How data moves through the two subsystems at run time. Static structure is in module-structure.md; this document traces the dynamic flows.

1. Learner flow — one online round

The learner's cycle is a tight explore→observe→update loop. Each observe consumes one cost signal and (once the window has two points) advances $c$.

FPTL learning round

Step by step (source src/learner.rs, design ../design/adaptive-learner.md):

  1. Explore. perturb_c / explore_c draws Laplace noise $\eta \sim \mathrm{Laplace}(0, 1/\epsilon)$, forms $\tilde c = \mathrm{clamp}(c + \eta)$, and stores $\tilde c$ as last_perturbed_c (the bug fix — attributing the next cost to $\tilde c$, not $c$).
  2. Score. The caller computes a cost at $\tilde c$ — e.g. via predict(query, target) (which internally builds MsmConfig::new(c̃) and calls distance), or via an external objective.
  3. Observe. observe(cost) pushes $(\tilde c, cost)$ into the bounded window, updates optional statistics, and — if the window has $\ge 2$ points — estimates the finite-difference gradient and takes a descent step $c \leftarrow \mathrm{clamp}(c - \epsilon, g)$.

No allocation happens on the hot path beyond the fixed-capacity window (a benchmark round is $\approx 56$ ns — see ../scientific/benchmarks.md).

2. WFST flow — building and searching the lattice

The cached engine builds a lazily-expanded lattice and answers distance via a tropical shortest-distance search.

WFST runtime data flow

  1. Build. MsmWfstBuilder::build constructs MsmWfst::new, which computes the data-driven quantization range, registers the initial state $(id, 0, 0)$ per target, and seeds an MsmWeight.
  2. Expand (lazy). A shortest-distance search calls expand / transitions_lazy on frontier states. For each state the engine decodes $(series, q, t)$, extends the MsmWeight via with_move/with_merge/ with_split, prunes successors whose accumulated cost exceeds max_cost, resolves successor ids in the registry, and caches the result (subject to CachePolicy).
  3. Answer. The tropical shortest path from the start to the final state $(m, n)$ equals MsmConfig::distance; the final state's final_weight holds the accumulated cost (../design/msm-wfst-embedding.md, proof ../formal/msm-wfst-embedding.md).

The stateless engine (MsmStateSource) flows differently: there is no build / mutation phase — compute_state(id) is a pure function of the positional id, and a generic lazy-composition driver drives the search.

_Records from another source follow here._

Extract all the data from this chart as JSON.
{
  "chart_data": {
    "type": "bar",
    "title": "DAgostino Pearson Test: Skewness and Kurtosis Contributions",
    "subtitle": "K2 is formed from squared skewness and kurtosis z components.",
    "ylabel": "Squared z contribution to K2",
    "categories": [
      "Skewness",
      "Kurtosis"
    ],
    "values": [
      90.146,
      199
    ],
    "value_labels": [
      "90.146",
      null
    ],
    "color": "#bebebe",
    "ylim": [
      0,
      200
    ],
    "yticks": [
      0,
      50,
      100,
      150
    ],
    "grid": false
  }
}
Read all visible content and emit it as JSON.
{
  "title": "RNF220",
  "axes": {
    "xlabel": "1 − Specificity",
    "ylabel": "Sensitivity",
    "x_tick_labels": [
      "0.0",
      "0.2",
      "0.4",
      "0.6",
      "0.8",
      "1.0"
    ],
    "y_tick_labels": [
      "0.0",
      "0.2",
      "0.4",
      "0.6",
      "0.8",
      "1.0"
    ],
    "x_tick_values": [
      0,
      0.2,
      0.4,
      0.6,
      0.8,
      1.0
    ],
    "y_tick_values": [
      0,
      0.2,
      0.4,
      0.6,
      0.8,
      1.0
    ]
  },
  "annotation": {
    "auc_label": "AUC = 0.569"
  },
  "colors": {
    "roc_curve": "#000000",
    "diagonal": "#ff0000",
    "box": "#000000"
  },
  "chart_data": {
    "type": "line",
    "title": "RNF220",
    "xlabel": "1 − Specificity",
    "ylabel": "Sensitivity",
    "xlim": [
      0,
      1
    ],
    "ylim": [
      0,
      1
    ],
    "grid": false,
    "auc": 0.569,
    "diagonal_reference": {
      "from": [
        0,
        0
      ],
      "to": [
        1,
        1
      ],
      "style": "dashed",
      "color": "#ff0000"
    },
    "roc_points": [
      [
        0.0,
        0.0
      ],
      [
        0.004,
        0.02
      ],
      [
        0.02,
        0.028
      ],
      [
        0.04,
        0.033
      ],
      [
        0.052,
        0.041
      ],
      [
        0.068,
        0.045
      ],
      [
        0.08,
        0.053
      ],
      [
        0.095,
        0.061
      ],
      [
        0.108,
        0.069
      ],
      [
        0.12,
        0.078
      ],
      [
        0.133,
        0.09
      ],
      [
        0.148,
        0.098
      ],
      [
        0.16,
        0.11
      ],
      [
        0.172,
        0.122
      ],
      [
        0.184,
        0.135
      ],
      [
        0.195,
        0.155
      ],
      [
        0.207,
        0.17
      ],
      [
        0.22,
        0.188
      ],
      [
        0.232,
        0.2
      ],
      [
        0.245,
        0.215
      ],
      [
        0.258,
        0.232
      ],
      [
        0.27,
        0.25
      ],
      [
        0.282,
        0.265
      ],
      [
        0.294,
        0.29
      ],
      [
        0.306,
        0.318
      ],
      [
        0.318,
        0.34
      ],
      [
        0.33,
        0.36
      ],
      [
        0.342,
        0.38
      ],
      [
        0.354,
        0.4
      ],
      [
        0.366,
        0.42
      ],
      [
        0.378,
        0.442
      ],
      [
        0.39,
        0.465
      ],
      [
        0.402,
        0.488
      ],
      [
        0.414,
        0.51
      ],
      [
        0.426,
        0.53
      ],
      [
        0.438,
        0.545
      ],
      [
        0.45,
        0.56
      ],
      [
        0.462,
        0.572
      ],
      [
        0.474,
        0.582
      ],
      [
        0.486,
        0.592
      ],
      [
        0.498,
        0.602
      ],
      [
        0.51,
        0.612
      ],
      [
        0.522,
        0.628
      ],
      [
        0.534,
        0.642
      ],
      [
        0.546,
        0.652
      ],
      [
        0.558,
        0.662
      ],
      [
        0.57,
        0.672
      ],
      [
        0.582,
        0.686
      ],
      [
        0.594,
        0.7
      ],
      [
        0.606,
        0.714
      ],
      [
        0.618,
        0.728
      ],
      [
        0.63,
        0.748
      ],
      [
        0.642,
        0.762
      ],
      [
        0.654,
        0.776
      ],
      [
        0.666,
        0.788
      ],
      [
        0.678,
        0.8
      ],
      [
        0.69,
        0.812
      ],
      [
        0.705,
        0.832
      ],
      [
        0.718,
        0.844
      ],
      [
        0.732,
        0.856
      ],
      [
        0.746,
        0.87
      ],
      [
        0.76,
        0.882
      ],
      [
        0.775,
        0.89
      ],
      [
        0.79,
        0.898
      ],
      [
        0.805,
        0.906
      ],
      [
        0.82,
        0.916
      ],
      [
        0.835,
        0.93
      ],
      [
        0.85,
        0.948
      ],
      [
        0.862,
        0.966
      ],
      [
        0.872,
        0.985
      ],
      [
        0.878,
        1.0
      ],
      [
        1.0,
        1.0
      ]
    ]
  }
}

Edge weights are local and the driver's shortest-distance pass accumulates them.

3. How the subsystems combine

The learner and the WFST are independent, but compose naturally: the learner adapts $c$; a MsmConfig::new(c) built from the learned $c$ parameterises an MsmWfst for search. A typical pipeline —

observed costs ──▶ AdaptiveMsm.observe ──▶ learned c ──▶ MsmConfig::new(c)
                                                              │
                                                              ▼
                                    MsmWfstBuilder ─▶ MsmWfst ─▶ shortest distance

— is spelled out with runnable code in ../usage/cookbook.md.